[lxc-devel] Predictable root passwords in LXC templates

Major Hayden major at mhtx.net
Thu Jun 18 19:29:13 UTC 2015


On 06/18/2015 01:20 PM, Stéphane Graber wrote:
> I think ideally, I'd like for:
> 
>  - All templates to default to no password at all (no an empty password)
>  - All templates to support a common set of environment variables or/and
>    arguments to have passwords generated for them or to use passwords
>    provided by the user
>  - Have a way (possibly optional) for those credentials to be written
>    down into a text file in the container's directory (for use by scripts).
>  - Print a generic message to the user, advising them of any credential
>    that was generated and that they can use lxc-attach to interact with the
>    container without them.
> 
> I'd also strongly recommend that this happens at the same time as we
> remove sshd by default from all templates, so our containers don't have
> any remote exposure by default (outside of the dhcp client).
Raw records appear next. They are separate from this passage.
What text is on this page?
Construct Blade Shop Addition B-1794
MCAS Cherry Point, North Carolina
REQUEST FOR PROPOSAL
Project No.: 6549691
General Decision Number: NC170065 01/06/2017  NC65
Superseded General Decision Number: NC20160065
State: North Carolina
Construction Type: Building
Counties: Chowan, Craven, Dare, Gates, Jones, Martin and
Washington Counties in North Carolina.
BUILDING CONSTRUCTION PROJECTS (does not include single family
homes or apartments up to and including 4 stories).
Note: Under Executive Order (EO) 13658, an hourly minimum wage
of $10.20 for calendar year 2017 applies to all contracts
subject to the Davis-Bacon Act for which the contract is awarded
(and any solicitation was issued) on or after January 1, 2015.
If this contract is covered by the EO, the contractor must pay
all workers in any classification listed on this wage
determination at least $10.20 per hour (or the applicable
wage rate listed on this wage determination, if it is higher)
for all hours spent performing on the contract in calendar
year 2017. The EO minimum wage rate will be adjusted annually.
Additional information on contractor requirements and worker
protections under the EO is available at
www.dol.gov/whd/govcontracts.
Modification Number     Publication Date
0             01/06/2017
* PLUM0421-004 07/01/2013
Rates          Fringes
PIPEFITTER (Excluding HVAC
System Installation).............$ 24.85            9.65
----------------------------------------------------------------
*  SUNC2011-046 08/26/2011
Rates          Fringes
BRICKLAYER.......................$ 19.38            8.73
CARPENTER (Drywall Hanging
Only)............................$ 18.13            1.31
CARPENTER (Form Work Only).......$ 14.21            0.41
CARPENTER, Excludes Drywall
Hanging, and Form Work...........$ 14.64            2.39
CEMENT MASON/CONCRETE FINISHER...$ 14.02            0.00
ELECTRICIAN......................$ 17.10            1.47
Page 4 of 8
I'm totally on board with your ideal solution.  I've taken an inventory of the current templates and there's some wide variance currently:

  https://fedoraproject.org/wiki/LXC_Template_Security_Improvements

The tough thing to work around is that some of the images do different things with user accounts.  For example, Fedora and CentOS have a root user with a random password or the user can specify a password.  Ubuntu makes a user called 'ubuntu', gives it sudo privileges, and sets a 'ubuntu' as the password unless the user specifies otherwise.  Most of the others pick a standard root password and don't allow a user to change it during build. :/

I'll try to hack together a shared script for the templates to use for handling regular user adds, password for those users, and passwords for root.  Part of me wonders if we could leverage something like cloud-init to take care of these changes during first boot.  That would mean wedging cloud-init (and its string of dependencies) into each container, which seems to bloat up the container a fair amount.

Could we keep the sshd removal separate from the credentials work?  I'd argue that if we have credentials set in a secure way, enabling sshd (so long as it's up to date) would be less of an issue.